Иваныч не стал задерживаться и вышел на подворье. Он не спеша сносил и приготовленные с вечера вещи и снасти в на берег реки и укладисто разложил их в ней, так, что бы они не мешали в поездке, а то, что может неожиданно понадобиться, всегда оказывалось под руками. Немного переведя дух и внутренне настроившись, он взвалил на плечо подвесной мотор и осторожно, опасаясь оступиться с тяжелой ношей но тропинке ведущей к воде, отнес его к лодке. Закрепив мотор на транце, он присел на борт и обвел взглядом гладь реки с едва угадывающимся в предутренней серости и поднимающемся от воды тумане противоположным берегом. Тихо шелестя бесконечными как дыхание, мелкими волнами о прибрежную гальку река успокаивающее шептала ему: "Слыш-ш-ш…. Слыш-ш-ш…" О чем сокровенном она хотела ему рассказать? Или она призывала его быть терпимым?… Или напротив она хотела его о чем-то предостеречь? О том, о чем она знала вечность и о чем люди могут так не узнать? Слушая шепот реки и глядя на мелкие волны, катающие мелкие камешки на урезе, он задумался…

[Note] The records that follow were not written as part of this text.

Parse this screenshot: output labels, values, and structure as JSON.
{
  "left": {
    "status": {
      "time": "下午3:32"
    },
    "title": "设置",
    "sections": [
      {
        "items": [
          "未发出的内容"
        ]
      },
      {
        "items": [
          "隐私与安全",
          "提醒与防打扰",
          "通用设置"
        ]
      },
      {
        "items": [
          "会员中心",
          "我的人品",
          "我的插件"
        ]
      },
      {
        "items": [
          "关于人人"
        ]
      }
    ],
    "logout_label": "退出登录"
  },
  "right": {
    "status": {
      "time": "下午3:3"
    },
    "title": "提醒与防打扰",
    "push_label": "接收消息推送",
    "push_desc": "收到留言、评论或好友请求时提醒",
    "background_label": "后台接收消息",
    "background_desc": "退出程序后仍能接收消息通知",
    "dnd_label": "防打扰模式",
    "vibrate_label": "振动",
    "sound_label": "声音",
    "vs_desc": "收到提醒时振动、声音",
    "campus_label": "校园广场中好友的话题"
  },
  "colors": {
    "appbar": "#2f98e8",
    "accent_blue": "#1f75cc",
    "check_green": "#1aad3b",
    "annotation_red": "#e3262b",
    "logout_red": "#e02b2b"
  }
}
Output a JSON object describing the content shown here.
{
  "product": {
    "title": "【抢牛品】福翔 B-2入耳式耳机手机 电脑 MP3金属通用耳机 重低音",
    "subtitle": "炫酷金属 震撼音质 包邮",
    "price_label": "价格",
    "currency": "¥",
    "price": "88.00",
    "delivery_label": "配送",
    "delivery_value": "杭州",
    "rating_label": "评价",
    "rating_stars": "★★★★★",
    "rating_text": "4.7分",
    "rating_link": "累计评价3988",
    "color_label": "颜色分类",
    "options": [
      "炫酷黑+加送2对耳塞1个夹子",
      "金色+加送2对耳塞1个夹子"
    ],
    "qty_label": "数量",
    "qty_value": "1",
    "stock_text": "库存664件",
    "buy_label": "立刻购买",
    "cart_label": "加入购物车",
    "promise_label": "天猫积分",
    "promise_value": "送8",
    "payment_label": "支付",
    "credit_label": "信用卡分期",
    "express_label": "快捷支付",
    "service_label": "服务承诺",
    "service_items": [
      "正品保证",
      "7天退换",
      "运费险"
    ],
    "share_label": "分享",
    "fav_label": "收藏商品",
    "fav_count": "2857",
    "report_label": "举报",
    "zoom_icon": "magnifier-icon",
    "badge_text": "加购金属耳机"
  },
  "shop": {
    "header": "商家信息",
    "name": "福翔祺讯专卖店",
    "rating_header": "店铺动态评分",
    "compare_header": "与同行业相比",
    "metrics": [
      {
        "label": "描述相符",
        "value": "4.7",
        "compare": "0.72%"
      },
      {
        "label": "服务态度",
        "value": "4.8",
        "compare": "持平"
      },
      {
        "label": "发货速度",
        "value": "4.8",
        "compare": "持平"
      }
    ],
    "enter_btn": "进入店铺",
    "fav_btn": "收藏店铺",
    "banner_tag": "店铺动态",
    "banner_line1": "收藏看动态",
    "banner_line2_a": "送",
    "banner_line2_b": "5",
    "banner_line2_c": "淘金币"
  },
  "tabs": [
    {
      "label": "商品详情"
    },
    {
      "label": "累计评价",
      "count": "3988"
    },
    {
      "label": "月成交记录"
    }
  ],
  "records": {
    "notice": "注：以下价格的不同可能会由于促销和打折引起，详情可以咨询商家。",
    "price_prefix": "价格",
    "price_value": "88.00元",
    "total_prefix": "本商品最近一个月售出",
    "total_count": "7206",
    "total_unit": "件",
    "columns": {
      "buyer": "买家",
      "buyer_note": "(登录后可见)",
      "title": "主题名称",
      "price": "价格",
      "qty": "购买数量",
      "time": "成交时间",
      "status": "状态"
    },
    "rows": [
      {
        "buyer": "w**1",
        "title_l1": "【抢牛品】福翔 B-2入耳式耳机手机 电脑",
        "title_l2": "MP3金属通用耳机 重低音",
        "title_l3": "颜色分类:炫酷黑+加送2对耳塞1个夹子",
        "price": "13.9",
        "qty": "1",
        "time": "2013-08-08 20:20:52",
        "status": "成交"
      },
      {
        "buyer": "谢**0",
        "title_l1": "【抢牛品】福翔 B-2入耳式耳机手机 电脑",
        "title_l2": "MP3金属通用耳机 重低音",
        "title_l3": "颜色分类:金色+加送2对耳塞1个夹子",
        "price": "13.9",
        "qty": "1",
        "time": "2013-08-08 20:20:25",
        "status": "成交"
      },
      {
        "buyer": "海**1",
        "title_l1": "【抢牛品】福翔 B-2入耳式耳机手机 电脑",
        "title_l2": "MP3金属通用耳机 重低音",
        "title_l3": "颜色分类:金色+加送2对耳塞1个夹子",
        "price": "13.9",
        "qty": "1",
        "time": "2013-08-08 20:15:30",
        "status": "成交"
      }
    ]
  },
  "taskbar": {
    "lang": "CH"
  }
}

Из оцепенения его вывел голос отца, который после сна и изрядного количества выпитого чая уже не казался таким скрипучим, как вчера
- Ну, че расселси-то?! Ехать давно пора, а ты расселся! Шмутье-то стаскал, иль отцу надо все за вас делать?!

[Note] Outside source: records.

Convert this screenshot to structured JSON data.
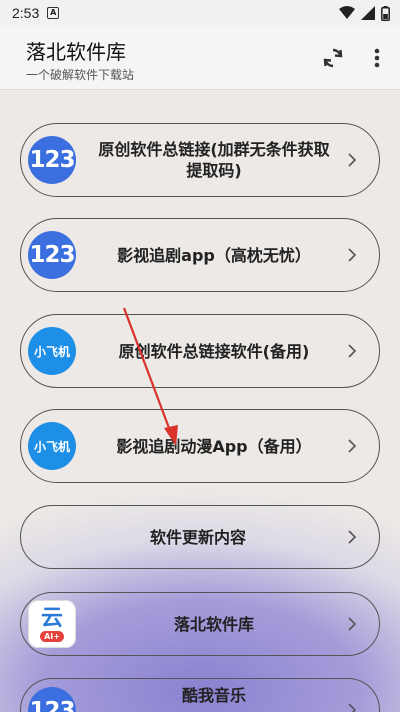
{
  "status_bar": {
    "time": "2:53",
    "notification_icon": "A"
  },
  "app_bar": {
    "title": "落北软件库",
    "subtitle": "一个破解软件下载站"
  },
  "icons": {
    "num": "123",
    "fly": "小飞机",
    "yun": "云",
    "yun_badge": "AI+"
  },
  "cards": [
    {
      "label": "原创软件总链接(加群无条件获取提取码)"
    },
    {
      "label": "影视追剧app（高枕无忧）"
    },
    {
      "label": "原创软件总链接软件(备用)"
    },
    {
      "label": "影视追剧动漫App（备用）"
    },
    {
      "label": "软件更新内容"
    },
    {
      "label": "落北软件库"
    },
    {
      "label": "酷我音乐"
    }
  ],
  "colors": {
    "arrow": "#d9342b",
    "accent_blue": "#3b6fe0",
    "bottom_glow": "#8b82d1"
  }
}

- Да, садись, ты! Все уже готово. Тебя только и жду…
Окинув взглядом лодку, вещи, аккуратно и с толком уложенные на дне и вдоль бортов он удовлетворенно крякнул и даже как-то помягчел выражением лица.
- Ну, че, Сашка, поехали?! Ни пуха!…
- К черту! - привычно вторил Иваныч и уже отцу, - Отталкивайся!

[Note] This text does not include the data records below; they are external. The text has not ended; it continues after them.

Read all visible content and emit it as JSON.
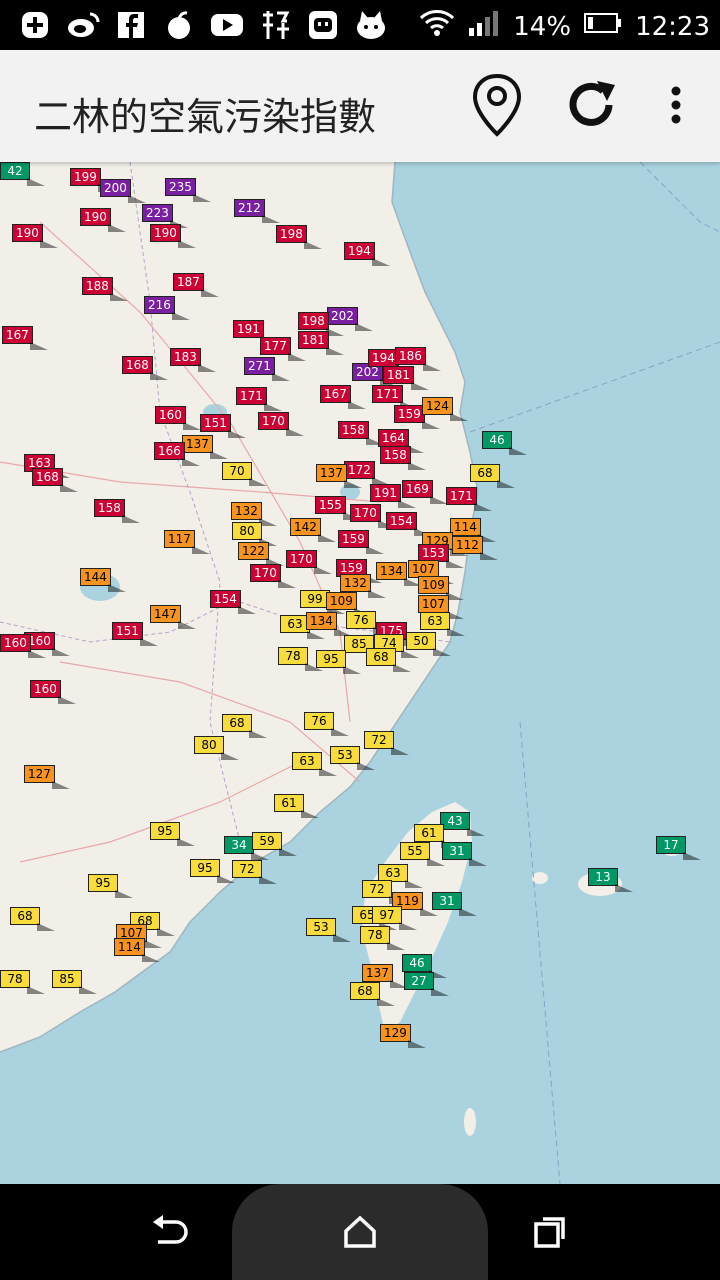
{
  "status_bar": {
    "battery_text": "14%",
    "time": "12:23",
    "left_icons": [
      "plus-icon",
      "weibo-icon",
      "facebook-icon",
      "apple-icon",
      "youtube-icon",
      "jing-app-icon",
      "robot-app-icon",
      "cat-app-icon"
    ],
    "right_icons": [
      "wifi-icon",
      "signal-icon",
      "battery-icon"
    ]
  },
  "app_bar": {
    "title": "二林的空氣污染指數",
    "location_button": "location-pin-icon",
    "refresh_button": "refresh-icon",
    "menu_button": "more-vert-icon"
  },
  "colors": {
    "purple": "#7b1fa2",
    "red": "#cc0033",
    "orange": "#f7931e",
    "yellow": "#f7dc3c",
    "green": "#009966",
    "sea": "#aad3df",
    "land": "#f2efe9"
  },
  "map": {
    "markers": [
      {
        "value": "199",
        "color": "red"
      },
      {
        "value": "200",
        "color": "purple"
      },
      {
        "value": "235",
        "color": "purple"
      },
      {
        "value": "190",
        "color": "red"
      },
      {
        "value": "223",
        "color": "purple"
      },
      {
        "value": "212",
        "color": "purple"
      },
      {
        "value": "190",
        "color": "red"
      },
      {
        "value": "190",
        "color": "red"
      },
      {
        "value": "198",
        "color": "red"
      },
      {
        "value": "194",
        "color": "red"
      },
      {
        "value": "188",
        "color": "red"
      },
      {
        "value": "216",
        "color": "purple"
      },
      {
        "value": "187",
        "color": "red"
      },
      {
        "value": "202",
        "color": "purple"
      },
      {
        "value": "198",
        "color": "red"
      },
      {
        "value": "167",
        "color": "red"
      },
      {
        "value": "191",
        "color": "red"
      },
      {
        "value": "181",
        "color": "red"
      },
      {
        "value": "177",
        "color": "red"
      },
      {
        "value": "168",
        "color": "red"
      },
      {
        "value": "183",
        "color": "red"
      },
      {
        "value": "271",
        "color": "purple"
      },
      {
        "value": "202",
        "color": "purple"
      },
      {
        "value": "194",
        "color": "red"
      },
      {
        "value": "186",
        "color": "red"
      },
      {
        "value": "181",
        "color": "red"
      },
      {
        "value": "171",
        "color": "red"
      },
      {
        "value": "167",
        "color": "red"
      },
      {
        "value": "171",
        "color": "red"
      },
      {
        "value": "160",
        "color": "red"
      },
      {
        "value": "151",
        "color": "red"
      },
      {
        "value": "170",
        "color": "red"
      },
      {
        "value": "159",
        "color": "red"
      },
      {
        "value": "124",
        "color": "orange"
      },
      {
        "value": "46",
        "color": "green"
      },
      {
        "value": "137",
        "color": "orange"
      },
      {
        "value": "166",
        "color": "red"
      },
      {
        "value": "158",
        "color": "red"
      },
      {
        "value": "164",
        "color": "red"
      },
      {
        "value": "163",
        "color": "red"
      },
      {
        "value": "168",
        "color": "red"
      },
      {
        "value": "158",
        "color": "red"
      },
      {
        "value": "172",
        "color": "red"
      },
      {
        "value": "70",
        "color": "yellow"
      },
      {
        "value": "68",
        "color": "yellow"
      },
      {
        "value": "191",
        "color": "red"
      },
      {
        "value": "169",
        "color": "red"
      },
      {
        "value": "171",
        "color": "red"
      },
      {
        "value": "137",
        "color": "orange"
      },
      {
        "value": "158",
        "color": "red"
      },
      {
        "value": "132",
        "color": "orange"
      },
      {
        "value": "155",
        "color": "red"
      },
      {
        "value": "170",
        "color": "red"
      },
      {
        "value": "154",
        "color": "red"
      },
      {
        "value": "114",
        "color": "orange"
      },
      {
        "value": "80",
        "color": "yellow"
      },
      {
        "value": "142",
        "color": "orange"
      },
      {
        "value": "117",
        "color": "orange"
      },
      {
        "value": "159",
        "color": "red"
      },
      {
        "value": "129",
        "color": "orange"
      },
      {
        "value": "112",
        "color": "orange"
      },
      {
        "value": "122",
        "color": "orange"
      },
      {
        "value": "170",
        "color": "red"
      },
      {
        "value": "153",
        "color": "red"
      },
      {
        "value": "144",
        "color": "orange"
      },
      {
        "value": "159",
        "color": "red"
      },
      {
        "value": "134",
        "color": "orange"
      },
      {
        "value": "107",
        "color": "orange"
      },
      {
        "value": "170",
        "color": "red"
      },
      {
        "value": "132",
        "color": "orange"
      },
      {
        "value": "109",
        "color": "orange"
      },
      {
        "value": "99",
        "color": "yellow"
      },
      {
        "value": "109",
        "color": "orange"
      },
      {
        "value": "107",
        "color": "orange"
      },
      {
        "value": "154",
        "color": "red"
      },
      {
        "value": "147",
        "color": "orange"
      },
      {
        "value": "63",
        "color": "yellow"
      },
      {
        "value": "134",
        "color": "orange"
      },
      {
        "value": "76",
        "color": "yellow"
      },
      {
        "value": "175",
        "color": "red"
      },
      {
        "value": "63",
        "color": "yellow"
      },
      {
        "value": "151",
        "color": "red"
      },
      {
        "value": "160",
        "color": "red"
      },
      {
        "value": "160",
        "color": "red"
      },
      {
        "value": "85",
        "color": "yellow"
      },
      {
        "value": "74",
        "color": "yellow"
      },
      {
        "value": "50",
        "color": "yellow"
      },
      {
        "value": "78",
        "color": "yellow"
      },
      {
        "value": "95",
        "color": "yellow"
      },
      {
        "value": "68",
        "color": "yellow"
      },
      {
        "value": "160",
        "color": "red"
      },
      {
        "value": "68",
        "color": "yellow"
      },
      {
        "value": "76",
        "color": "yellow"
      },
      {
        "value": "80",
        "color": "yellow"
      },
      {
        "value": "53",
        "color": "yellow"
      },
      {
        "value": "72",
        "color": "yellow"
      },
      {
        "value": "127",
        "color": "orange"
      },
      {
        "value": "63",
        "color": "yellow"
      },
      {
        "value": "61",
        "color": "yellow"
      },
      {
        "value": "43",
        "color": "green"
      },
      {
        "value": "95",
        "color": "yellow"
      },
      {
        "value": "61",
        "color": "yellow"
      },
      {
        "value": "34",
        "color": "green"
      },
      {
        "value": "59",
        "color": "yellow"
      },
      {
        "value": "55",
        "color": "yellow"
      },
      {
        "value": "31",
        "color": "green"
      },
      {
        "value": "17",
        "color": "green"
      },
      {
        "value": "95",
        "color": "yellow"
      },
      {
        "value": "72",
        "color": "yellow"
      },
      {
        "value": "63",
        "color": "yellow"
      },
      {
        "value": "95",
        "color": "yellow"
      },
      {
        "value": "13",
        "color": "green"
      },
      {
        "value": "72",
        "color": "yellow"
      },
      {
        "value": "119",
        "color": "orange"
      },
      {
        "value": "31",
        "color": "green"
      },
      {
        "value": "68",
        "color": "yellow"
      },
      {
        "value": "68",
        "color": "yellow"
      },
      {
        "value": "65",
        "color": "yellow"
      },
      {
        "value": "97",
        "color": "yellow"
      },
      {
        "value": "107",
        "color": "orange"
      },
      {
        "value": "53",
        "color": "yellow"
      },
      {
        "value": "78",
        "color": "yellow"
      },
      {
        "value": "114",
        "color": "orange"
      },
      {
        "value": "46",
        "color": "green"
      },
      {
        "value": "137",
        "color": "orange"
      },
      {
        "value": "78",
        "color": "yellow"
      },
      {
        "value": "27",
        "color": "green"
      },
      {
        "value": "85",
        "color": "yellow"
      },
      {
        "value": "68",
        "color": "yellow"
      },
      {
        "value": "129",
        "color": "orange"
      },
      {
        "value": "42",
        "color": "green"
      }
    ]
  },
  "nav_bar": {
    "back": "back-icon",
    "home": "home-icon",
    "recents": "recents-icon"
  }
}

Лодка качнулась от толчка и тихо поплыла от берега в редкую мглу утреннего тумана.
- Вроде как раз по времени… - с благой ноткой в голосе констатировал отец.
И продолжал, опять придав голосу прапорщицке интонации:
- Пока вас не подтолкнешь - хрен пошевелитесь!
Иваныч дернул за шнур стартера мотора и взлетевший гул поглотил разом предутреннюю сказочность дремавшей реки, а заодно и необходимость отвечать отцу на его словесные уколы.

***

Подплыли к заранее намеченной заводи когда солнце уже коснулось верхних слоев тумана мгновенно превращая его из серой угрюмой массы в пронзительно-белую молочную смесь. Заглушив двигатель они проплыли по
инерции до самых прибрежных кустов, нависающих с яра над самой водой и чиркающих по струящемуся потоку вздрагивающими ветвями.
Отец ловко ухватился за один из них и придержал лодку.
Иваныч быстро достал сеть и привязав к одному концу тетивы бечевку, к другому - якорь и подал снасть отцу. Отец, закрепив тетиву на крепкой здоровой ветке изготовился спускать снасть в воду и выжидательно оглянулся на Иваныча. Иваныч быстро сел в греби и размеренными гребками повел лодку вперед кормой от берега в реку. Отец по ходу лодки спускал снасть…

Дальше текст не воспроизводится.